His practice bridges sensory documentary and fictional filmmaking with decolonial participatory methodologies tracing entangled narratives of place, memory, marginalisation and resistance.
He holds an MA in Visual Anthropology from Goldsmiths, University of London, and has presented his work internationally, including at the Society for Visual Anthropology Film Festival, the RAI Film Festival, the Athens Ethnofest, Freiburger Filmforum, the Beijing Short International Film Festival and the Forum Film Dokumenter.
His past research has focused on the medium of sensorial documentary as means to explore the tensions enacted by the reproduction of the nature/culture divide, the concept of the wild is still a focal point in his work conceived as a dimension in which colonial narratives waste and marginalise concepts and beings that do not take part in their agenda.
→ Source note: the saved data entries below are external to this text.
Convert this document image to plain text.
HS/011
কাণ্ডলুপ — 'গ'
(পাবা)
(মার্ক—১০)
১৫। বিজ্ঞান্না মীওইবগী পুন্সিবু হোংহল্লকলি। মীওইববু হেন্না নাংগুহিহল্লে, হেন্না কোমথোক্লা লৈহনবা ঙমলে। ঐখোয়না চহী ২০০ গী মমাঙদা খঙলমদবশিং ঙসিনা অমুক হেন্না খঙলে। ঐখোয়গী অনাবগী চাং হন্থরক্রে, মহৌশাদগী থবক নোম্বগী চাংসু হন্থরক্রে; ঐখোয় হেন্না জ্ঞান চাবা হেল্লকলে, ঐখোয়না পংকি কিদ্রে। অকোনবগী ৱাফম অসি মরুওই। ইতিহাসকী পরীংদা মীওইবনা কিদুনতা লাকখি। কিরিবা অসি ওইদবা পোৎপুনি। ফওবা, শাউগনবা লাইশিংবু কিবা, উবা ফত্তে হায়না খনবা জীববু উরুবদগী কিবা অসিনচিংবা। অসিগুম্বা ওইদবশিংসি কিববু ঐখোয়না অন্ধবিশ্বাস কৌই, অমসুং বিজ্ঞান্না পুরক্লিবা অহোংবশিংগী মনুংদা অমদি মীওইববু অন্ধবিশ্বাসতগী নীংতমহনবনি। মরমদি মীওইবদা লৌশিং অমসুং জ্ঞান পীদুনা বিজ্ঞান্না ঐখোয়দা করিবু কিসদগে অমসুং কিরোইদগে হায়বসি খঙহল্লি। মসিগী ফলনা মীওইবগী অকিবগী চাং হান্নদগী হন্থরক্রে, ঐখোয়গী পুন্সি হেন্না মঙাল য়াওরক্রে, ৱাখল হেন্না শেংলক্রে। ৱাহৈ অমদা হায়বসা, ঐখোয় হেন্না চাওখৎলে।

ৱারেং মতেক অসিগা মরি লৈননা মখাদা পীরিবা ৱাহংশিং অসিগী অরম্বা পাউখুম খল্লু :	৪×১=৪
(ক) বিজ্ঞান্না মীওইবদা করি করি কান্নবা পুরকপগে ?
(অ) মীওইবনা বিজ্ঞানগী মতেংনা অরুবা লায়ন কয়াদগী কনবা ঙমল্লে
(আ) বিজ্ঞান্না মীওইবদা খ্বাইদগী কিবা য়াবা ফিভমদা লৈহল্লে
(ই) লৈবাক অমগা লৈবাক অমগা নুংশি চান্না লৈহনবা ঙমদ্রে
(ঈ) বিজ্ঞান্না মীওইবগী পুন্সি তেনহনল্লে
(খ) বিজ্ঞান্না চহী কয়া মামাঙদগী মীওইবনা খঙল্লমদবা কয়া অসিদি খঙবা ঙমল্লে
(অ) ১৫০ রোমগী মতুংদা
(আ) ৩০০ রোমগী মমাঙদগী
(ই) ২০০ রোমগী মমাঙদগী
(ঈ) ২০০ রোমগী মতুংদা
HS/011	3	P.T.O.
An important focus of his research is the exploration of the documentary/fiction taken as a reproposition of the nature/culture divide in western visual culture.
Pietro is currently a PhD candidate in the practice-based Film Studies program at Queen Mary University of London.
While academic research often reproduces extractivist dynamics by treating communities as sources of cultural data to be consumed at the mercy of metropolitan institutional metabolism, Pietro’s work seeks to disrupt these mechanisms through collaborative storytelling and performance in places of margin in which a new creative platform is installed as new center not to represent a dimension of nature embedded in colonial narratives but
to create a new speculative/narrative dimension collaboratively constructed to situatedly explore themes at the dynamic intersections between ecological healing, monstrosity, structural violence, and fear.